Dog park will find a flatter spot on farm
- Lee van der Voo
- Lake Oswego Review - News
Lake Oswego officials say they will find flatter land for a dog park at Luscher Farm, despite previous plans to relocate the current park to a forested section of the farm to make way for a turf field.
Responding to public outcry over land recently dedicated for the dog park's move, city officials said they would look to push the park out of a forested amoeba shape selected on the north side of Luscher Farm in June. Instead, Parks Director Kim Gilmer said designers would look for flatter land at Luscher Farm and aim for flexibility in accommodating dog park users.
'We just know we need to fit a field and we need parking and we need a dog park somewhere,' Gilmer said, adding the city would be willing to look beyond the northwest corner of the farm if design conflicts continue.
The comments followed a workshop with the Lake Oswego City Council Tuesday night, where elected officials heard testimony from dog park supporters on a city plan to relocate the park.
The dog park has, for the last decade, stood on 5.5 acres previously earmarked for athletic fields. The unofficial use of the land by dog walkers has been sanctioned by the city with fencing and other amenities. Plans to finally build a turf field on the land drew the ire of dog park users in June, who were mostly upset at plans to relocate the facility to a forested area to the north.
Though grateful the dog park would be legitimized and retained, representatives of the newly formed Friends of Luscher Farm Dog Park told city officials Tuesday they were concerned about the lack of visibility between dogs owners and dogs on the proposed dog park site. They also cited safety hazards for walkers, which emerged as a key theme.
Pat Nida, who walks with a cane due to knee problems, told city officials in testimony that the dog park enabled handicapped and senior residents to exercise their pets.
'I couldn't have the dog if it weren't for the dog park,' she said later.
A report submitted to the city council included photos of dog park visitors using canes and crutches. The body of the report echoed a recent civic push toward multigenerational activities and urged access for elderly and disabled residents.

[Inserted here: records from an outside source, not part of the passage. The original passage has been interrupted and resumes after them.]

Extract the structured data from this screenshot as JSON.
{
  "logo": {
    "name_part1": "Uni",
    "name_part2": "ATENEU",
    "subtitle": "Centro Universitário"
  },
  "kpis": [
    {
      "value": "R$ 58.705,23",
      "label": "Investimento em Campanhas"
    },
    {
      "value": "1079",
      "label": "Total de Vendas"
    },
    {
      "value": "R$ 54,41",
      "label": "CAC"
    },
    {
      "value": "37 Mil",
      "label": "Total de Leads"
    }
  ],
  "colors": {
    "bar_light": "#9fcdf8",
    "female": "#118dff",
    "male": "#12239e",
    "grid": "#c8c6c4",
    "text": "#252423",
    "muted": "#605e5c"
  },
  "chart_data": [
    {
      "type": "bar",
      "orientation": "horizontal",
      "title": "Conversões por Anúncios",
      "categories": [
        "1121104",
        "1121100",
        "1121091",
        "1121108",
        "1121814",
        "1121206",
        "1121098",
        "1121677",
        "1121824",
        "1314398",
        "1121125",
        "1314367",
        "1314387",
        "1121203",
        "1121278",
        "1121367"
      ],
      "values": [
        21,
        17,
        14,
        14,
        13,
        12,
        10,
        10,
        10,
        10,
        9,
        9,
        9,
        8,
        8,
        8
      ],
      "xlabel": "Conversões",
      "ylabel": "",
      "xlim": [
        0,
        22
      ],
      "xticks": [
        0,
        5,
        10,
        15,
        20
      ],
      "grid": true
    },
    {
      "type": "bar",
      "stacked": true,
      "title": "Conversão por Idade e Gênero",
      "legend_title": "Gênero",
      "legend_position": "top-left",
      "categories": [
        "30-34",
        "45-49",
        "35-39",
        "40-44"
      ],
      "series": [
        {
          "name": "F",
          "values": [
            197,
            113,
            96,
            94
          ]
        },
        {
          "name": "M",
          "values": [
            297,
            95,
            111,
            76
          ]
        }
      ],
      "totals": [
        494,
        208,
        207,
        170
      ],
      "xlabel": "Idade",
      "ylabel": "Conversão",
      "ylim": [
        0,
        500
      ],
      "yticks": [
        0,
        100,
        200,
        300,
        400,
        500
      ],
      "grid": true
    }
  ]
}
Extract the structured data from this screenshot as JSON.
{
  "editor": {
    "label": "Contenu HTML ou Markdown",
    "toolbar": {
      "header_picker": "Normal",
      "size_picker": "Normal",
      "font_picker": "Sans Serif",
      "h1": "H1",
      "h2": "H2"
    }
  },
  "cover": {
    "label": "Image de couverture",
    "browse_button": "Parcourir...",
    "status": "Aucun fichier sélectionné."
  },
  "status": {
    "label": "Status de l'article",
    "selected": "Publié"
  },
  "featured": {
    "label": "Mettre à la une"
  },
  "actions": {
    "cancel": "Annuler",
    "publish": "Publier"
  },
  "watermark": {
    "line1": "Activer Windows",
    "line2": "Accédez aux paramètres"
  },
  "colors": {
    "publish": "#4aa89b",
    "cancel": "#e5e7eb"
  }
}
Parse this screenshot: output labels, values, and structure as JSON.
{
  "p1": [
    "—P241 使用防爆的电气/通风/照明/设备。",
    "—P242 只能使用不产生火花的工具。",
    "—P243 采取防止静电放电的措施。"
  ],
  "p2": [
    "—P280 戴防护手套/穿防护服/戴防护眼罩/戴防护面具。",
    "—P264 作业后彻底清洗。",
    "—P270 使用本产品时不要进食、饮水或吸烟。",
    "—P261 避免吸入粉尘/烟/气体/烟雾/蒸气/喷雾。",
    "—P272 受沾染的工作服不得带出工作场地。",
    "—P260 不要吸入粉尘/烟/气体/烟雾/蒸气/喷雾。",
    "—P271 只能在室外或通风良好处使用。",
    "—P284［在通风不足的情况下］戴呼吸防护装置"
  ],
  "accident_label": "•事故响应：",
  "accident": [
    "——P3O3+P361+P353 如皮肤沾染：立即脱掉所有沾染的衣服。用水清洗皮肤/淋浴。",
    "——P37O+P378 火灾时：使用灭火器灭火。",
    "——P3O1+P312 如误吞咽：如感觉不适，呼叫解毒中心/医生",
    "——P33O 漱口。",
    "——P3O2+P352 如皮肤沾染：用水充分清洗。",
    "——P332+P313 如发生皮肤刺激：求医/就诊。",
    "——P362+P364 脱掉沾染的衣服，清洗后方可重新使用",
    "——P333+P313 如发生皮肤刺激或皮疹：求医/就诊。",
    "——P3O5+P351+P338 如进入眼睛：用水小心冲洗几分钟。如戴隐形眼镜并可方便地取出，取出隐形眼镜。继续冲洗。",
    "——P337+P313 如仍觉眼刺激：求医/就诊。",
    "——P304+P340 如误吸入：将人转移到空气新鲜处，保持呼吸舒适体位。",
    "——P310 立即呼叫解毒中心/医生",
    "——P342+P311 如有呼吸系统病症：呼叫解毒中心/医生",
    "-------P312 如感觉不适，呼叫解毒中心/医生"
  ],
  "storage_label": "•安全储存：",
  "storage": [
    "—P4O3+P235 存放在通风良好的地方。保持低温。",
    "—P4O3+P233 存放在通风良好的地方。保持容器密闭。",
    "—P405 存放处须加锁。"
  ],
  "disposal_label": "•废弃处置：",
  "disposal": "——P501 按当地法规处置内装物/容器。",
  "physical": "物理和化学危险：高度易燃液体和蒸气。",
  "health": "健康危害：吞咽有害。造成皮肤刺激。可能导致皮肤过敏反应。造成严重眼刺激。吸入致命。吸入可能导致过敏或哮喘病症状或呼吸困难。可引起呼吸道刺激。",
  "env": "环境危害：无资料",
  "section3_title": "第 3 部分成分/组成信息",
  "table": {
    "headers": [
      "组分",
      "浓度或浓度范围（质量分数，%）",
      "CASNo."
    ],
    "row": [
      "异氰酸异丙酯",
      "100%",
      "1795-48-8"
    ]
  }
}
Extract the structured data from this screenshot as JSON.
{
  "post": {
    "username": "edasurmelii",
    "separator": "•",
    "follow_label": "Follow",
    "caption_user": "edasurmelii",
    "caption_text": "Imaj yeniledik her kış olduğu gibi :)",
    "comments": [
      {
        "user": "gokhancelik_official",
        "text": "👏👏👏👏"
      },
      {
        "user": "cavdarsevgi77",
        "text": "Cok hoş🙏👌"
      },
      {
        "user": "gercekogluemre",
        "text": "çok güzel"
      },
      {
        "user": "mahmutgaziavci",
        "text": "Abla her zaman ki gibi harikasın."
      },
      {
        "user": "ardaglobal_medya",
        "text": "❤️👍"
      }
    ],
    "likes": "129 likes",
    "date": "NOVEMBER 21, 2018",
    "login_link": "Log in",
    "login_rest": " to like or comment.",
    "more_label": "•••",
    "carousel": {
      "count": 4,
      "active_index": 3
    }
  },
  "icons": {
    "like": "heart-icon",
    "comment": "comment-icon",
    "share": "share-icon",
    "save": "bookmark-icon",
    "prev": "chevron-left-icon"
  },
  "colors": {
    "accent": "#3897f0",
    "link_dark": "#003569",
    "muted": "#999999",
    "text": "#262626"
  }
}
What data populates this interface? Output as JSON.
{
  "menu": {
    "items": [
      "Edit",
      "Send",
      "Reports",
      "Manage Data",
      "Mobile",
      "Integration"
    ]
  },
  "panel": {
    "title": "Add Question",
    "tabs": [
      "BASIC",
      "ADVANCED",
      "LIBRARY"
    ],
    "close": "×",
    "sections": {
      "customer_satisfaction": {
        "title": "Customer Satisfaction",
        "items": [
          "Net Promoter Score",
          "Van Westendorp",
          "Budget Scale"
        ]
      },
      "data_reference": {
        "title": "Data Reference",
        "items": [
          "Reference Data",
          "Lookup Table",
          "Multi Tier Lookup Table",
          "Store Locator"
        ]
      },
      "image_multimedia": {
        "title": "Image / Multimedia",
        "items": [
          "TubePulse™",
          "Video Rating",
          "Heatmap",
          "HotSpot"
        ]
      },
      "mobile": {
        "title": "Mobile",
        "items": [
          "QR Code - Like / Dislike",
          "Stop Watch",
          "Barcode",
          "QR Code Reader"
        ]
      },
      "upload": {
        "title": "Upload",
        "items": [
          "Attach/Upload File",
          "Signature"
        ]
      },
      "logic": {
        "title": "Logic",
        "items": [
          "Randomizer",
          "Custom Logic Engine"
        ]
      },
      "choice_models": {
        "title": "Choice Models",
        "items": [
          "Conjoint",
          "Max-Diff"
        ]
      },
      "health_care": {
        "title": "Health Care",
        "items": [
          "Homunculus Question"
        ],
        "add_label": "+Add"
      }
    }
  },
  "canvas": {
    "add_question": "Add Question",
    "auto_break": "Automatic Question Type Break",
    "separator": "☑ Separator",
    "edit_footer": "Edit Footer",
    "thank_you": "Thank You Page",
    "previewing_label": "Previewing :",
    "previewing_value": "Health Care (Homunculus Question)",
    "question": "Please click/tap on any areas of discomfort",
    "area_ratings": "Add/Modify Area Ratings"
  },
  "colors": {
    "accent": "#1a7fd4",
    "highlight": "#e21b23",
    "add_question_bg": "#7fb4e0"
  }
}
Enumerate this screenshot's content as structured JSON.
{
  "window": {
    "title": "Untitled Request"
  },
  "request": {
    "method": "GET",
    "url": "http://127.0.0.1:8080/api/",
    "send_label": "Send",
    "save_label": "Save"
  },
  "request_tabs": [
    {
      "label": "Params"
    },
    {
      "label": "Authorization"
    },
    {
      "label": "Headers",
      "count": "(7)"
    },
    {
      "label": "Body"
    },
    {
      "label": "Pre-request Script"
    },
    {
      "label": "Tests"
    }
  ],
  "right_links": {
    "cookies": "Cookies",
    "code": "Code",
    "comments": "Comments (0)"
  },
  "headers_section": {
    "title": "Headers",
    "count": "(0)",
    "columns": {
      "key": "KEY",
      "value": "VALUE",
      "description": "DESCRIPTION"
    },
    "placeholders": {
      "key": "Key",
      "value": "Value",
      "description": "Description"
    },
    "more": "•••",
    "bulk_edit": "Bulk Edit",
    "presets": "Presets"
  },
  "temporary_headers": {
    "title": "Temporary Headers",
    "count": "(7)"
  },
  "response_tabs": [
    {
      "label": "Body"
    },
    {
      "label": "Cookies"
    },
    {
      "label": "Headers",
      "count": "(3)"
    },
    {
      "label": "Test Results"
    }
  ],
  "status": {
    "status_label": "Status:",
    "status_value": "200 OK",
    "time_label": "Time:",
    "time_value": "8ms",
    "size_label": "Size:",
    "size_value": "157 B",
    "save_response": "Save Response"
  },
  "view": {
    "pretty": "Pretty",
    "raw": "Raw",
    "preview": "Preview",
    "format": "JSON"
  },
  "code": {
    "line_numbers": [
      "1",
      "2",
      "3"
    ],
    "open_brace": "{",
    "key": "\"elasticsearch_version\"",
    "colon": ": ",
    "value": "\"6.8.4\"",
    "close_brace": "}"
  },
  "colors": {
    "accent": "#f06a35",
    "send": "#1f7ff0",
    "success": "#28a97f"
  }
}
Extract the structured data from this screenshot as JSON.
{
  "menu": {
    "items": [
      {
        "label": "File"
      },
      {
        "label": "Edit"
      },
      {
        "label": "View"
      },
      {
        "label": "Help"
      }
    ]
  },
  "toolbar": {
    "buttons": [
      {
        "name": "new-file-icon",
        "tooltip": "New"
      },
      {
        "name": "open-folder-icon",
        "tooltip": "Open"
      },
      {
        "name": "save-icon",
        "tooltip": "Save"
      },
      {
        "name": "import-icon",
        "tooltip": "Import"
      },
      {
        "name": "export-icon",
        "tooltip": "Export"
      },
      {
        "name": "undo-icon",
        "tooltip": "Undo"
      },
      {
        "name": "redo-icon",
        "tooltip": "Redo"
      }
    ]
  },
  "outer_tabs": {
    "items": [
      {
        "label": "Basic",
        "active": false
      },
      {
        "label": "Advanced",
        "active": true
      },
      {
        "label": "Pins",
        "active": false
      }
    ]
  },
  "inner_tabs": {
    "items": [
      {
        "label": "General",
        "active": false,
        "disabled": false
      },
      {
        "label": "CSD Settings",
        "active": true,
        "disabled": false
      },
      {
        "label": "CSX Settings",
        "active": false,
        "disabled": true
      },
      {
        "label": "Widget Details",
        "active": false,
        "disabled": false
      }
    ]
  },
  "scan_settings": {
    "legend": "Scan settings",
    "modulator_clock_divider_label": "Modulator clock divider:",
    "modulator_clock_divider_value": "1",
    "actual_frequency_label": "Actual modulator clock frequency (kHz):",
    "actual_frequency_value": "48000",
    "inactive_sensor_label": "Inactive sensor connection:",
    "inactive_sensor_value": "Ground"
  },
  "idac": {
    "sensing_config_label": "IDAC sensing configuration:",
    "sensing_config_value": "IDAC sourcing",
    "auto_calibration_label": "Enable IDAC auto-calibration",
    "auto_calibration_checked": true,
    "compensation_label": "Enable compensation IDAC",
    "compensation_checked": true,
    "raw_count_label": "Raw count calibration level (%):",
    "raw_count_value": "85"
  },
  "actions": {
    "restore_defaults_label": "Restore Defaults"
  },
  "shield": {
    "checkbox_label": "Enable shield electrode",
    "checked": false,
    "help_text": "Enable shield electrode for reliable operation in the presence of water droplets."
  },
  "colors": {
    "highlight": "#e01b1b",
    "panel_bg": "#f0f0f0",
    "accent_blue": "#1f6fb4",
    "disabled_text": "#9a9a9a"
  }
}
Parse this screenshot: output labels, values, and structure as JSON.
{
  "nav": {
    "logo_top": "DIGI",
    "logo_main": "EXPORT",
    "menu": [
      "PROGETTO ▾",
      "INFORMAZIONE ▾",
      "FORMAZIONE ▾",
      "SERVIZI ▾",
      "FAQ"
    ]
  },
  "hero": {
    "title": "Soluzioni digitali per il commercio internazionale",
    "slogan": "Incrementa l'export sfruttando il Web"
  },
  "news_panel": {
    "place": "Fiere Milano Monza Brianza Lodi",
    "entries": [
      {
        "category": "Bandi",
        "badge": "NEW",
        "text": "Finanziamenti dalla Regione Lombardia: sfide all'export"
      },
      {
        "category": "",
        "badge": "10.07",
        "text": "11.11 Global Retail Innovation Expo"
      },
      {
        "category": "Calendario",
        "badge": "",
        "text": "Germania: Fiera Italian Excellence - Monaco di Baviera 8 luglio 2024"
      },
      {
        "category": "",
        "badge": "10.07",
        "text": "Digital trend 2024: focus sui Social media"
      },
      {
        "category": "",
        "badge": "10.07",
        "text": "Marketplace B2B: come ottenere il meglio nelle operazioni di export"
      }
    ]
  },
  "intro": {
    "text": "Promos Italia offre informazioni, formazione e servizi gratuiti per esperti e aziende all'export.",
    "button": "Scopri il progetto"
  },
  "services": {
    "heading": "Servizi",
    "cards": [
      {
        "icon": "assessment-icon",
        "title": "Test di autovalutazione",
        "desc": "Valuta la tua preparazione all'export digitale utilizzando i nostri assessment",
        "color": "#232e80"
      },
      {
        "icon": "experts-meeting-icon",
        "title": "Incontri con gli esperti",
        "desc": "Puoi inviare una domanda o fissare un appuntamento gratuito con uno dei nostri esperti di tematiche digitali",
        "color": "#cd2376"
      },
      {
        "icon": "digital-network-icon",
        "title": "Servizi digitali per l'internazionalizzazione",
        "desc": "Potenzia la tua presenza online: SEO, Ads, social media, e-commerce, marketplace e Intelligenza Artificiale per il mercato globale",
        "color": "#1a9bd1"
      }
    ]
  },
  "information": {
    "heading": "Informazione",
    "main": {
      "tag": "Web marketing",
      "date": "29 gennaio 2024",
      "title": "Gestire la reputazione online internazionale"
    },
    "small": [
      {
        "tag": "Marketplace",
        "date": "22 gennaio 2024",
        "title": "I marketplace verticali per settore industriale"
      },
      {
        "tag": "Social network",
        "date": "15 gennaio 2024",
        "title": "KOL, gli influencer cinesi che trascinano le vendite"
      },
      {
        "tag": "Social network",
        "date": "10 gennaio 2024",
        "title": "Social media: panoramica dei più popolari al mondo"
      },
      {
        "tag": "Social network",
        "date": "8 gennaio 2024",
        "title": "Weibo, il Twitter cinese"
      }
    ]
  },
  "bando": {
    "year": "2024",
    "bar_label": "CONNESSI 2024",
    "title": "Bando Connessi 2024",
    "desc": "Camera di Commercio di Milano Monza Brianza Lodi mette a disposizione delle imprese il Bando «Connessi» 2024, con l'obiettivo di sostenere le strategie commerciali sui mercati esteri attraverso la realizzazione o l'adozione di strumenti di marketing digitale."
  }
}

'We understand there's a need (for sports fields) and we know you need to fill it and we don't intend to stop or slow down that process,' said Sue Halloran, a member of the Friends of Luscher Farm Dog Park.
Halloran and others urged the city council to keep the dog park accessible for those who need it most - people with physical limitations and new parents with strollers.
Offering successful layouts from other area dog parks, the group requested a square, round or rectangular facility with secure fencing, water, shade, benches, waste disposal bags, perimeter path, bulletin board, maintenance and parking.
The city of Lake Oswego recently extended the contract for design of the Luscher Farm complex to Group Mackenzie, a Portland design firm. Gilmer said the firm was selected for its design flexibility.